President Trump has suggested that there was fraud or irregularities in the 2020 election due to the record numbers of mail-in ballots. | Tiffany Tertipes / Unsplash
President Trump has suggested that there was fraud or irregularities in the 2020 election due to the record numbers of mail-in ballots. | Tiffany Tertipes / Unsplash
In the final days of ballot counting, President Donald Trump’s campaign and other members of the Republican Party have raised allegations that Democrat-controlled areas of the country may have lacked transparency and prevented legally authorized oversight.
Former Republican Michigan Sen. Patrick Colbeck was at the TCF Center as a poll challenger during the recent tallying of ballots from the Detroit area, and he appeared on WJR’s "The Frank Beckmann Show" to discuss what he saw there.
Colbeck said he was at the TCF Center from 5 p.m. on Nov. 3 through to 5 p.m. on Nov. 4.
“So I was right there when all the craziness that everybody’s talking about was happening, and I was on the floor as a poll challenger,” Colbeck told Beckmann.
Colbeck said that he was at the TCF Center as a member of the Election Integrity Fund, an organization that he founded. He told Beckmann that the group had about 500 volunteers working as poll challengers statewide, with 30 at the TCF Center who stayed into the late hours on Nov. 3.
Colbeck said that the Republicans weren’t the only poll challengers at the TCF Center, though the Democrat poll challengers targeted him and his group, rather than watching the counting process.
“They were deliberately instructed to interfere with the activities of our poll challengers,” Colbeck told Beckmann. “We don’t know the name of the person who did it, but we have people that were there, as these new challengers came in, and attested to the fact that they were being instructed to deliberately disrupt our activities.”
Colbeck said he also had problems getting any answers out of elections staff regarding questions, such as how the numbers from the count were going to be reported to the county.
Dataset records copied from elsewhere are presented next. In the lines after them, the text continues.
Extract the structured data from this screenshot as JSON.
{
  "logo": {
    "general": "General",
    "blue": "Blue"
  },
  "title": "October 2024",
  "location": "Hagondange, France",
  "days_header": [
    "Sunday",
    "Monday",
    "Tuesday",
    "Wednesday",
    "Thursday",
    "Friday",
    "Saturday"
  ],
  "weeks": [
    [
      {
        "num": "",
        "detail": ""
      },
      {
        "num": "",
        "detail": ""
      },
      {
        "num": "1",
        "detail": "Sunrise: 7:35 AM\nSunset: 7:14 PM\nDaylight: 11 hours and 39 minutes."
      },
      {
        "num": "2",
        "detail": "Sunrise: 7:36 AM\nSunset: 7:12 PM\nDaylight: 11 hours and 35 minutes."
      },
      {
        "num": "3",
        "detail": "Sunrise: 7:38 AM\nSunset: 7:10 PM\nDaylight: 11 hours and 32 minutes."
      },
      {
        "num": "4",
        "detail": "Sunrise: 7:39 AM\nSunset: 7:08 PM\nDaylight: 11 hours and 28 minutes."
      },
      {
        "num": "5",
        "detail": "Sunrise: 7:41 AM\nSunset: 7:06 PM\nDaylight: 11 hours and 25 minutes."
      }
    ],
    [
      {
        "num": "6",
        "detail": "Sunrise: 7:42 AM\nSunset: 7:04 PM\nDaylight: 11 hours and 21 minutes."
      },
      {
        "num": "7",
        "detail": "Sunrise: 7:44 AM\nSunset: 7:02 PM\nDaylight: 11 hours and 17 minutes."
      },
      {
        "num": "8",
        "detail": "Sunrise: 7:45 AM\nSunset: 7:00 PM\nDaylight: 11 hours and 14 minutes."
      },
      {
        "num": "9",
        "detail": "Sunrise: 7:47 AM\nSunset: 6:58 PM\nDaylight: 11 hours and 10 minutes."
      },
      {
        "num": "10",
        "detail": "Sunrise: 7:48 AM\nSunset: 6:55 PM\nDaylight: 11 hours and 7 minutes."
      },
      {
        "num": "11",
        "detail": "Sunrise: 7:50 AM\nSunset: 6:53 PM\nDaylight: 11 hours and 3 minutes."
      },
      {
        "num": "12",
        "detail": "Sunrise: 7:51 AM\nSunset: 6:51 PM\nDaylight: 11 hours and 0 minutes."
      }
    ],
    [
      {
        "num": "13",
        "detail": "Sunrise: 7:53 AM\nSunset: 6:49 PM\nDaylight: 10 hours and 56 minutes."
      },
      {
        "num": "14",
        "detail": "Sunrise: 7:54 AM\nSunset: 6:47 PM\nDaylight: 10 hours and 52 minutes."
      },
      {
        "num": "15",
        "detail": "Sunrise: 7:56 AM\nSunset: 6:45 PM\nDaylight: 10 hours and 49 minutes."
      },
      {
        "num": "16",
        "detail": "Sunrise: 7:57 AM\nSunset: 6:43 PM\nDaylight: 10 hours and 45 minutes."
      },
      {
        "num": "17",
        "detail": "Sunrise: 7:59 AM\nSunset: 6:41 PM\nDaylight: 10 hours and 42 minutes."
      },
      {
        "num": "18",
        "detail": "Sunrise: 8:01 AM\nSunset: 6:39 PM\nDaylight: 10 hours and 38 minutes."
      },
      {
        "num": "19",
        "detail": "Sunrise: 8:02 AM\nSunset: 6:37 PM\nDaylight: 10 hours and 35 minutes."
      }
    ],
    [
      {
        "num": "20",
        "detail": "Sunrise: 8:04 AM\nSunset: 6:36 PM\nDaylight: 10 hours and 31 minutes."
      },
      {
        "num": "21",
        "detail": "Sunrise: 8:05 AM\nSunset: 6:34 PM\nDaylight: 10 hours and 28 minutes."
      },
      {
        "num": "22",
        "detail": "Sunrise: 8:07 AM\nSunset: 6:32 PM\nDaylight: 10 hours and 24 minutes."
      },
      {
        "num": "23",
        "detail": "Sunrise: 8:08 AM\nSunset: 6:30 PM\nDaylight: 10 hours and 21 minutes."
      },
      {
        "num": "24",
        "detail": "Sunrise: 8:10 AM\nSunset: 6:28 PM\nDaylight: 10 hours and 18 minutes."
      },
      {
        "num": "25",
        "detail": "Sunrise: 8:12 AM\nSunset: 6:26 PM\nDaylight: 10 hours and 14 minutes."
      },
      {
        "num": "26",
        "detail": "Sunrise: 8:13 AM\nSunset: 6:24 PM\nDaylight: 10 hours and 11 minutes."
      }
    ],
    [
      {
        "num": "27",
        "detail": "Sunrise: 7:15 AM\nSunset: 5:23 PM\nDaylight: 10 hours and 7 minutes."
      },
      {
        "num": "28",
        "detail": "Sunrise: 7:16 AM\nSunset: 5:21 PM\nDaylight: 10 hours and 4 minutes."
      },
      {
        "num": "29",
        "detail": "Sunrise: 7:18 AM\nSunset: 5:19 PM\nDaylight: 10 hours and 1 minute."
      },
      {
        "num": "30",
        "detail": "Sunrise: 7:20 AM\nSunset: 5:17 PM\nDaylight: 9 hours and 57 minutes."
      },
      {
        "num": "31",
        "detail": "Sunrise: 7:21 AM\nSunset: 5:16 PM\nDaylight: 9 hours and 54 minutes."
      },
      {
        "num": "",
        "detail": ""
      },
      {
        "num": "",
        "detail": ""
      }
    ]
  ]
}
“I was very curious as to what that fundamental process looked like, and they would not tell me,” Colbeck told Beckmann. “And the lack of transparency went well beyond that.”
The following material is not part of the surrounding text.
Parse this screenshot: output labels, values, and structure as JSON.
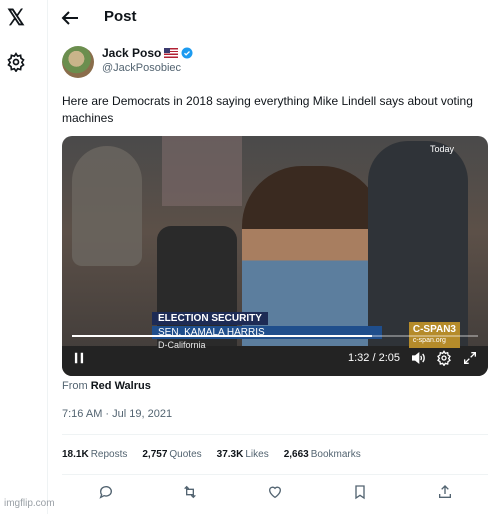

Colbeck alleged that poll workers and elections staff used COVID-19 as an excuse to prevent poll challengers from being able to effectively watch the counting process.
“When you heard about the cardboard going up on the windows and everything, you know what excuse they were using to keep us out of the counting board? It was COVID,” Colbeck told Beckmann. “They were saying we were exceeding our COVID capacity.”